05 · ML Pipeline in Practice
Level: Intermediate to Advanced
Pre-reading: All previous sections
End-to-End ML Project
Building a real ML system requires:
1. Problem Statement
Define clearly: - What are we predicting? - What data do we have? - What's success? - What are constraints?
2. Data Collection
Gather data: - Internal logs and databases - APIs and web scraping - Crowdsourcing - Synthetic data generation
Key questions: - How much data? - Is it representative? - Are there biases?
3. Exploratory Data Analysis (EDA)
Understand your data:
- Summary statistics: Mean, median, std, min, max
- Distributions: Histograms, box plots
- Correlations: Which features relate to target?
- Missing values: How many? Random or systematic?
- Outliers: Errors or real extreme cases?
4. Data Preprocessing
Clean and prepare data:
Handling Missing Values
| Strategy | When to Use |
|---|---|
| Drop | Few missing values (<5%), not important feature |
| Fill with mean/median | Numerical, missing randomly |
| Fill with mode | Categorical |
| Forward/backward fill | Time-series data |
| Predictive filling | Predict from other features |
Handling Outliers
| Strategy | When to Use |
|---|---|
| Remove | Clear errors, few outliers |
| Clip | Few extreme values |
| Transform | Use log or sqrt (reduces impact) |
| Keep | Real extreme values (fraud signals, etc.) |
Data Normalization/Standardization
| Technique | Formula | When |
|---|---|---|
| Min-Max | \((x - \min) / (\max - \min)\) | Scale to [0,1] |
| Z-score | \((x - \mu) / \sigma\) | Scale to mean 0, std 1 |
| Log transform | \(\log(x)\) | Reduce skew, outliers |
5. Feature Engineering
Create meaningful features:
- Domain knowledge: Business-relevant features
- Interactions: Multiply/divide features
- Polynomials: Square, cube features
- Binning: Convert continuous to categorical
- Aggregations: Time windows, counts
6. Model Selection
Choose model(s) to try:
| Model Type | When to Use |
|---|---|
| Linear Regression | Simple, interpretable, fast |
| Decision Trees | Non-linear, handles categories, interpretable |
| Random Forest | Robust, handles interactions, less tuning |
| Neural Networks | Complex non-linearity, lots of data |
| Gradient Boosting | State-of-the-art, competitive models (XGBoost, LightGBM) |
Start simple, increase complexity if needed.
7. Baseline Model
Create simple baseline (median prediction, simple rule):
Why? - Provides reference point - Quick reality check - Highlights value of complex model
8. Iterate & Improve
| If Problem | Try |
|---|---|
| Underfitting (high training loss) | Add features, increase model complexity, train longer |
| Overfitting (high validation loss) | Add regularization, more data, simpler model |
| Slow training | Reduce data size, simpler model, use GPU |
| Poor on specific examples | Analyze failing examples, add relevant features |
9. Final Evaluation
Evaluate on held-out test set: - Report accuracy, precision, recall, F1 - Create confusion matrix - Analyze failure cases - Compare to baseline
10. Deployment
Put model in production: - REST API endpoint - Batch processing - Embedded model - A/B testing
11. Monitoring & Retraining
Important: Monitor model performance over time:
- Track prediction accuracy
- Detect data drift (new patterns)
- Retrain periodically
- Set up alerts for performance drop
How much data do I need?
Depends on model complexity and problem difficulty.
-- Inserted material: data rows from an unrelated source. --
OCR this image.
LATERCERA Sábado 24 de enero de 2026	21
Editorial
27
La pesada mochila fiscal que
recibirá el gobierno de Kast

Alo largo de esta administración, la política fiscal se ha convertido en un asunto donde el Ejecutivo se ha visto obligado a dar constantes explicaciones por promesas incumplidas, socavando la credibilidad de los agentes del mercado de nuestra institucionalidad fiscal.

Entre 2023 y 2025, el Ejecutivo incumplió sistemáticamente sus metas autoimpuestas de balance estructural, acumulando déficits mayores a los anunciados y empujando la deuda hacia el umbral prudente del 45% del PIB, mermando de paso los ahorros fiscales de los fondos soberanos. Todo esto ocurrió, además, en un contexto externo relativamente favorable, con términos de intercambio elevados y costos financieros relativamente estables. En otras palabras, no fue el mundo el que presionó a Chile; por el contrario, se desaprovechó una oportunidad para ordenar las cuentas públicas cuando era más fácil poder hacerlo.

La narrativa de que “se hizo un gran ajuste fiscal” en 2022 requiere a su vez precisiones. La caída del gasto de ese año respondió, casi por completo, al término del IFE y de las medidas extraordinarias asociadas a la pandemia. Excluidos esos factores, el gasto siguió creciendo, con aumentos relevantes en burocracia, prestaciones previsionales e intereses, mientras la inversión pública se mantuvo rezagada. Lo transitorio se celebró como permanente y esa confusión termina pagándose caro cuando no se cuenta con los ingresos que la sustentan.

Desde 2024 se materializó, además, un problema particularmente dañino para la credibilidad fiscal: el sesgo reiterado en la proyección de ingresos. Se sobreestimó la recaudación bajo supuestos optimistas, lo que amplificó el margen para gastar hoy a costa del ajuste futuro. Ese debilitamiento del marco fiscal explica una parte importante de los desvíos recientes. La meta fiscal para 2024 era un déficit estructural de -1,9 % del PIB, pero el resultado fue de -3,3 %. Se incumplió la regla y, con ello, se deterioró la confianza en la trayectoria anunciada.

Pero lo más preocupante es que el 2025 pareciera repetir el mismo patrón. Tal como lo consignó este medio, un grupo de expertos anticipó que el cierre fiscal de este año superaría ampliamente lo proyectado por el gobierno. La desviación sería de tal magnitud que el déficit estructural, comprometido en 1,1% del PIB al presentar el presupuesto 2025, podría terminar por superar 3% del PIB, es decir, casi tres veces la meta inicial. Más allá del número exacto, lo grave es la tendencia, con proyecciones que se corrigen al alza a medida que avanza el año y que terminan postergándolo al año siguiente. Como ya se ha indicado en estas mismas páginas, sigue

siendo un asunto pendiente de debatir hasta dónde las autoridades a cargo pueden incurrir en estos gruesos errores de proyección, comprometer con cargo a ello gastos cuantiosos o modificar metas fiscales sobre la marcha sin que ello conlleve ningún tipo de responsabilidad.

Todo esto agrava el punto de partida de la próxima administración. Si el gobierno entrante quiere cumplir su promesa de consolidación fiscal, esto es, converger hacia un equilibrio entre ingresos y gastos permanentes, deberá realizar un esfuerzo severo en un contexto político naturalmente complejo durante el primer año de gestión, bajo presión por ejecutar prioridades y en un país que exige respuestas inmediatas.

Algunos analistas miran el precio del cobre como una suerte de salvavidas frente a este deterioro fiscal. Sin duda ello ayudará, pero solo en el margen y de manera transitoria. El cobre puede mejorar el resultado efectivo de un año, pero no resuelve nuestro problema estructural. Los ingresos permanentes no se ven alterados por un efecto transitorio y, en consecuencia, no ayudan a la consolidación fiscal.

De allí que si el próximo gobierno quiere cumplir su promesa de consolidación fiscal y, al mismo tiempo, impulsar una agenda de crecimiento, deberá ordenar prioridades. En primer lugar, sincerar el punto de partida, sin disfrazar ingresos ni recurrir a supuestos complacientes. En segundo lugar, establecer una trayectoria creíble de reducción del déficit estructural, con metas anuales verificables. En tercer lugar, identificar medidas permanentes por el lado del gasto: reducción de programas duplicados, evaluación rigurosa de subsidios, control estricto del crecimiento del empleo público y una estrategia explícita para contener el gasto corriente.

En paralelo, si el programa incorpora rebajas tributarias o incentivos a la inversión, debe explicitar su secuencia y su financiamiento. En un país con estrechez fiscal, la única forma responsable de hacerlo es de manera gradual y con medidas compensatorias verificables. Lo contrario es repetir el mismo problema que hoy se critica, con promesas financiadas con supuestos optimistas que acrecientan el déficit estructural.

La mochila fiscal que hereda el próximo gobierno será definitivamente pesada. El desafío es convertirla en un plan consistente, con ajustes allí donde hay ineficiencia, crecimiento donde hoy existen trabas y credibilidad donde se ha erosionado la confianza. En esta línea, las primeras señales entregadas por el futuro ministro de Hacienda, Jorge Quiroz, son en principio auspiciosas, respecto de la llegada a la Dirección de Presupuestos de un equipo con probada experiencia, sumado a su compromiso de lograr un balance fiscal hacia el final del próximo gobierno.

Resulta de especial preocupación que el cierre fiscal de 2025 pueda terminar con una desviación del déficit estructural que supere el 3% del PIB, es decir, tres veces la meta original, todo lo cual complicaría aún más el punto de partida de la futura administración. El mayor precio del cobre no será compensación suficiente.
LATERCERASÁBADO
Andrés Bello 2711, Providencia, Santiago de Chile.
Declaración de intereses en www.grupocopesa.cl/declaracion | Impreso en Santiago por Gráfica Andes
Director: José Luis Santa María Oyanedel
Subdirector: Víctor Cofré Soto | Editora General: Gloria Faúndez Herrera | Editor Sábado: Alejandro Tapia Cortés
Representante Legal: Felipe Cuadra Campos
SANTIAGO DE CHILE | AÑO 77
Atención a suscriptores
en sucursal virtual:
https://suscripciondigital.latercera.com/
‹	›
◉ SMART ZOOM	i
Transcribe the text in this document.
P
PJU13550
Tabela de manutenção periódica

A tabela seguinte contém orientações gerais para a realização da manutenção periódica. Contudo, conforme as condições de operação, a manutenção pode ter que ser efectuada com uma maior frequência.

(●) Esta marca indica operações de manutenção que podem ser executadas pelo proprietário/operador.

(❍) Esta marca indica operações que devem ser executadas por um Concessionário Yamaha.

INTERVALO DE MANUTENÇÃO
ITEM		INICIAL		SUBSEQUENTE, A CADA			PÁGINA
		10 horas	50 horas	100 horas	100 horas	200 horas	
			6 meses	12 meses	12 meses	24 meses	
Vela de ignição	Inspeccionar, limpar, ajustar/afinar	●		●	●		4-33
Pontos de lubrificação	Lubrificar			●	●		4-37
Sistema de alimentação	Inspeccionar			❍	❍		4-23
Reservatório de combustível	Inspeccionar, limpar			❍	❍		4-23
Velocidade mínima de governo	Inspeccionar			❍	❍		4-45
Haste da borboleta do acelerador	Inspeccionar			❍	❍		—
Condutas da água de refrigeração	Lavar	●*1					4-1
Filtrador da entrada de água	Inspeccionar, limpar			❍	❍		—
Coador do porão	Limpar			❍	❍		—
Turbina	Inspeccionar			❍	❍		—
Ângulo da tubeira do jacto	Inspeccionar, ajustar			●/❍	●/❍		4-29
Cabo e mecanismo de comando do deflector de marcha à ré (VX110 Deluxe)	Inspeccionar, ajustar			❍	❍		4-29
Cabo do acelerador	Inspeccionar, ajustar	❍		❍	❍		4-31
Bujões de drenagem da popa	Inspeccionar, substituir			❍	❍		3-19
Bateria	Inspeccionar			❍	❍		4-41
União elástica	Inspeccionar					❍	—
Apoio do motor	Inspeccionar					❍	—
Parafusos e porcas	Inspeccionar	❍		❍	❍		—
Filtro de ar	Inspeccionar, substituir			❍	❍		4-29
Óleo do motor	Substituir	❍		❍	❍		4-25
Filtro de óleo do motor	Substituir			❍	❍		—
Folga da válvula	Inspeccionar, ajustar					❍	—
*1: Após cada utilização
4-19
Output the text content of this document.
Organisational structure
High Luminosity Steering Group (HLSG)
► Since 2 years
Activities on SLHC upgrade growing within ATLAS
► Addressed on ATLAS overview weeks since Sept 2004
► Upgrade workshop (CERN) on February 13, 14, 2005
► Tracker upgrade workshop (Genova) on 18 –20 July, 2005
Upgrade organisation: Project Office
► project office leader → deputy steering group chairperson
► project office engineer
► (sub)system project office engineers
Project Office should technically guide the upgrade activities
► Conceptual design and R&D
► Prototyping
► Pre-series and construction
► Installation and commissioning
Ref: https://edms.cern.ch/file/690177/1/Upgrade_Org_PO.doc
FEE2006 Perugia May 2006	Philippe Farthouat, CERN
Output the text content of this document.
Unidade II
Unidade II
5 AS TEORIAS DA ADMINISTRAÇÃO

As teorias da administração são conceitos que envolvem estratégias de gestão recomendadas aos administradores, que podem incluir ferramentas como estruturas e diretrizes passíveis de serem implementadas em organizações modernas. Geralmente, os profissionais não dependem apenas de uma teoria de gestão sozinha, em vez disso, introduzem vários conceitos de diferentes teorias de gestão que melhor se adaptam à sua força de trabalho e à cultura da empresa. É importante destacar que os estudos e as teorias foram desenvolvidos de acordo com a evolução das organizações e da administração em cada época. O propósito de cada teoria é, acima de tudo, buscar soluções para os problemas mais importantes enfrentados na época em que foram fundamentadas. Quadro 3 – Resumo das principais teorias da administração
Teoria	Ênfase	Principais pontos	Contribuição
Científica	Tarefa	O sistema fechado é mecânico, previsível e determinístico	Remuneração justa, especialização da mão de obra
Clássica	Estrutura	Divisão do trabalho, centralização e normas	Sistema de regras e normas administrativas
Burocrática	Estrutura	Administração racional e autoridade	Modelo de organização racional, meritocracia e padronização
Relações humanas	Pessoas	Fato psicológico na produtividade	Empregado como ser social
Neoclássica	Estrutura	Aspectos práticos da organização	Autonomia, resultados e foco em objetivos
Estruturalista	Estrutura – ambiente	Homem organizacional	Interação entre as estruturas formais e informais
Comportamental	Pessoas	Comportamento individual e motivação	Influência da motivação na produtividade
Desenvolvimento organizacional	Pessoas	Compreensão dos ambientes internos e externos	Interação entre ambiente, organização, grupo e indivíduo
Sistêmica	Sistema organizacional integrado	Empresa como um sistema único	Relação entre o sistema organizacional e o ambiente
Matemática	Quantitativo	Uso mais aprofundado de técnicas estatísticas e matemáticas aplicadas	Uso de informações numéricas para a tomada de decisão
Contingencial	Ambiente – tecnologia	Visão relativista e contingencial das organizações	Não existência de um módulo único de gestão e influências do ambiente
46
Rules of thumb: 1,000 for simple models, 10,000+ for deep learning. More data always helps.
What's the train/val/test split?
70/15/15 is common. For huge datasets, 99/0.5/0.5 is okay. Never use test set during model development.
How do I handle imbalanced classes?
Oversampling, undersampling, class weights, different metrics (F1, AUC instead of accuracy).